Department Spokesperson

We are concerned by the breach, announced last month, of sensitive data held by the International Committee of the Red Cross (ICRC). For 150 years, the ICRC and the wider Red Cross and Red Crescent Movement have played a unique and essential role in protecting vulnerable populations from the harms of armed conflicts, natural disasters, and other emergencies.


To fulfill that role, the ICRC often does what no one else can — accessing detained persons in conflict zones or crossing frontlines to reach those in need. Its independence and impartiality have long allowed it to have access to confidential information and data, including data on conflict victims and other victims of armed violence, the forcibly displaced, missing persons, and other vulnerable populations. The information it acquires and uses is critical to fulfilling its functions to provide medical services and humanitarian protection and assistance — functions that all states have pledged to support in instruments such as the Geneva Conventions.

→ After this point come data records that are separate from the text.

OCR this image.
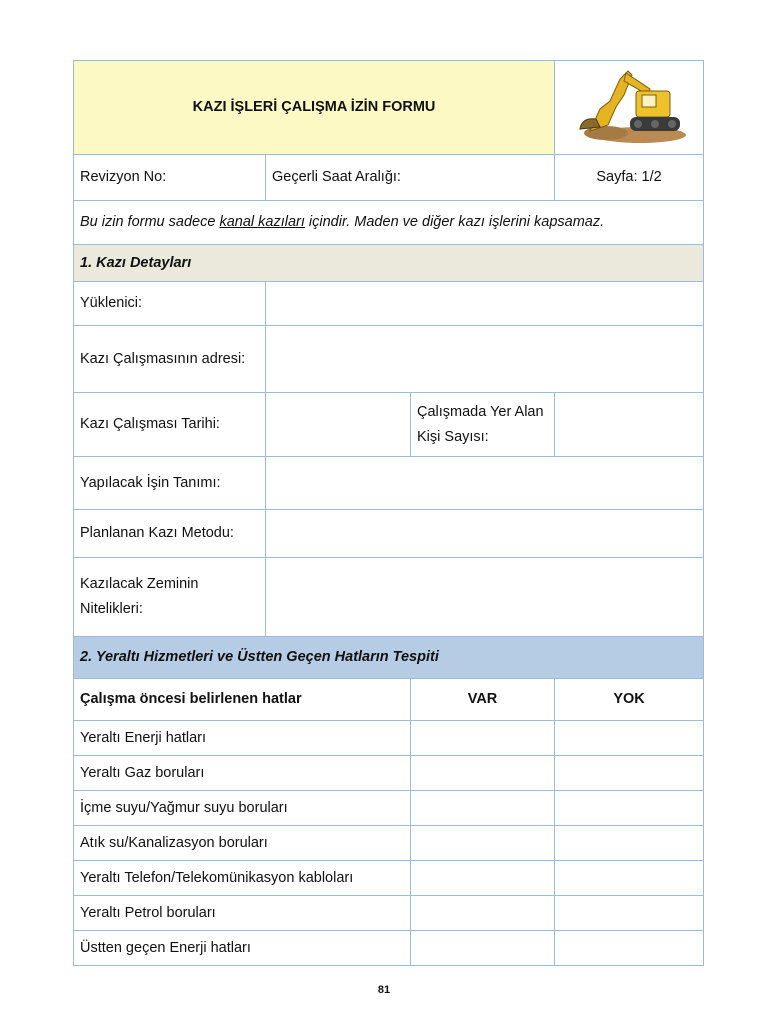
KAZI İŞLERİ ÇALIŞMA İZİN FORMU	
Revizyon No:	Geçerli Saat Aralığı:		Sayfa: 1/2
Bu izin formu sadece kanal kazıları içindir. Maden ve diğer kazı işlerini kapsamaz.			
1. Kazı Detayları			
Yüklenici:			
Kazı Çalışmasının adresi:			
Kazı Çalışması Tarihi:		Çalışmada Yer Alan Kişi Sayısı:	
Yapılacak İşin Tanımı:			
Planlanan Kazı Metodu:			
Kazılacak Zeminin Nitelikleri:			
2. Yeraltı Hizmetleri ve Üstten Geçen Hatların Tespiti			
Çalışma öncesi belirlenen hatlar		VAR	YOK
Yeraltı Enerji hatları			
Yeraltı Gaz boruları			
İçme suyu/Yağmur suyu boruları			
Atık su/Kanalizasyon boruları			
Yeraltı Telefon/Telekomünikasyon kabloları			
Yeraltı Petrol boruları			
Üstten geçen Enerji hatları			
81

Targeting the Red Cross and Red Crescent Movement’s sensitive and confidential data is a dangerous development. It has real consequences: this cyber incident has harmed the global humanitarian network’s ability to locate missing people and reconnect families. This is why it is so vital that humanitarian data be respected and only used for intended purposes.

To ensure states and vulnerable people can continue to trust and rely on the Red Cross and Red Crescent Movement for the help they need, states should join the ICRC in raising the alarm about this breach.